Broadband benefit program will help bridge digital divide in Great Lakes cities
As schools prepare for fall online classes, over a million households, particularly in Black communities, lack access to high-speed internet
CLEVELAND (July 31, 2020) – As school districts make plans for online learning this fall, major cities are facing a concerning digital divide, prompting advocacy groups to push for a new federal broadband benefit program as part of the next stimulus package. Negotiations over the next stimulus package press on in Congress, but the fate of the program hangs in the balance.
Under the program, households with a member who qualifies for Lifeline, free or reduced school lunches, or is recently unemployed, would receive a benefit to put toward the monthly price of internet service. The coalition is also urging that businesses with 10 employees or fewer who meet certain income requirements also be considered for the benefit.
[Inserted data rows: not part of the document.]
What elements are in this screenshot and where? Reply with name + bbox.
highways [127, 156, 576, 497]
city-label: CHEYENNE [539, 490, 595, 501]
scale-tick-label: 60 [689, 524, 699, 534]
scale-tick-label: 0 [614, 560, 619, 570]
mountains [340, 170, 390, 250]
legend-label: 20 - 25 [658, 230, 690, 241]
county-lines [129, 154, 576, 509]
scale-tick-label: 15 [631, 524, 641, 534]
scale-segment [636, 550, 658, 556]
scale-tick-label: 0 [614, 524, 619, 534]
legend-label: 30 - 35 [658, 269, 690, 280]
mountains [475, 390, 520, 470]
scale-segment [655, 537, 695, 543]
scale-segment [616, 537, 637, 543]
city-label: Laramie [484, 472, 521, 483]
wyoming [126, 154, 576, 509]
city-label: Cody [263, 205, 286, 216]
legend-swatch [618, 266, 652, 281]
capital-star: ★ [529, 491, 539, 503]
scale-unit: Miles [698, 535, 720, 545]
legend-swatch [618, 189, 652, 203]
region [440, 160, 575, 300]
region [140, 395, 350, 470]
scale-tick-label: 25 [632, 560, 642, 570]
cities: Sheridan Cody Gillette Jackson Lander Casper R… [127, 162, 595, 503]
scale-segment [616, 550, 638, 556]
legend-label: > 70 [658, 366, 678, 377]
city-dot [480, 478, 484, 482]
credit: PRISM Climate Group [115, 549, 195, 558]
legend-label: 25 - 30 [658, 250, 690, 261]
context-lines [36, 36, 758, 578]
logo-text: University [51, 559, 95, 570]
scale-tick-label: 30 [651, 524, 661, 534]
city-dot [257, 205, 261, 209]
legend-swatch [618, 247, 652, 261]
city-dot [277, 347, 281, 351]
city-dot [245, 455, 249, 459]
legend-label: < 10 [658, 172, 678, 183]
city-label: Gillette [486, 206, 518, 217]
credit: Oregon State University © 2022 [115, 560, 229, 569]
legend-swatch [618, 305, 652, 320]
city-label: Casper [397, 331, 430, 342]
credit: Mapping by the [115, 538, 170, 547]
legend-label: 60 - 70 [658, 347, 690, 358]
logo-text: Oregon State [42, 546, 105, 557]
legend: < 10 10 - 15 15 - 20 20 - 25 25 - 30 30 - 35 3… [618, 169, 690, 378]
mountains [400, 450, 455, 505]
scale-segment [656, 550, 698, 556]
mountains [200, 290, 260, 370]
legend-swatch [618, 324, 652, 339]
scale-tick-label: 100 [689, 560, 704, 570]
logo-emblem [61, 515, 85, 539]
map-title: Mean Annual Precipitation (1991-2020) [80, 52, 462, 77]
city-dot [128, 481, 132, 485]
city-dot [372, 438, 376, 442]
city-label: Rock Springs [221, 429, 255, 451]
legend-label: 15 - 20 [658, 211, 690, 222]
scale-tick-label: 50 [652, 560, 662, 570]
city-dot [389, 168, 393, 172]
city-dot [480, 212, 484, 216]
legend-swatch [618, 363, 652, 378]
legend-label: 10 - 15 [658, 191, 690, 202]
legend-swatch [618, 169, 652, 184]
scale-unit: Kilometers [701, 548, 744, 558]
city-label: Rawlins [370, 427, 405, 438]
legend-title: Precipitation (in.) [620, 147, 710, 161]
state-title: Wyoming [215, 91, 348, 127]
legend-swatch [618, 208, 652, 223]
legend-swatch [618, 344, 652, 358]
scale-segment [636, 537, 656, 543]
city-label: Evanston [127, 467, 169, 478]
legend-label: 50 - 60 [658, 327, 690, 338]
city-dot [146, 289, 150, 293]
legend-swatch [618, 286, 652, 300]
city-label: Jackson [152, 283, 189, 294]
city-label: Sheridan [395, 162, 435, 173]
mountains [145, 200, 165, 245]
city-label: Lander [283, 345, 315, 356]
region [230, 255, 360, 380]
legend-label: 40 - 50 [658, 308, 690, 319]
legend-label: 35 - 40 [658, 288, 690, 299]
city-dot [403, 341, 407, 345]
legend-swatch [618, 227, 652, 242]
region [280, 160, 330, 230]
“In Cleveland, we are facing significant challenges. More than 76,000 households still do not have cable, DSL or fiber internet subscriptions at home, and we suspect a number of minority-owned small businesses face similar challenges,” said Marty McGann, Greater Cleveland Partnership’s Executive Vice President of Advocacy and Strategic Initiatives.
Greater Cleveland Partnership, the nation’s largest metropolitan chamber of commerce, teamed up with other chambers as part of the Great Lakes Metro Chambers Coalition to advocate for the broadband benefit program.
In Pittsburgh, over 200,000 households do not have high-speed internet, with 25% of the households without internet concentrated in 8 of the 10 counties in the southwest region. Detroit is in a similar position, with the lowest rate of internet connectivity in the country, according to the coalition.
The high costs of individual and residentially-based internet, and uneven broadband service throughout many Great Lakes cities, are outputs of digital redlining—a practice of disinvestment in low-income communities.
“For our cities, this practice has resulted largely in non-white communities facing a lack of essential broadband service. Whether to learn virtually, access health care, or run a business, access to high-speed, reliable internet is a critical factor in how our region has fared during the current crisis,” McGann said.
“If we don’t address this redlining, the impacts are far-reaching for decades to come when you consider the impact on education. Schools are moving toward online learning, but without the internet, they will fall dangerously behind other children in affluent areas, putting children at a significant disadvantage,” McGann said.
The US House of Representatives, in its passage of the HEROES Act, included a provision for a broadband benefit program. Another coronavirus stimulus bill—the HEALS Act—was introduced by the Senate last week but does not include specific provisions to bridge the digital divide. The two chambers continue to negotiate the outlines of a stimulus bill to pass a package before the scheduled August recess.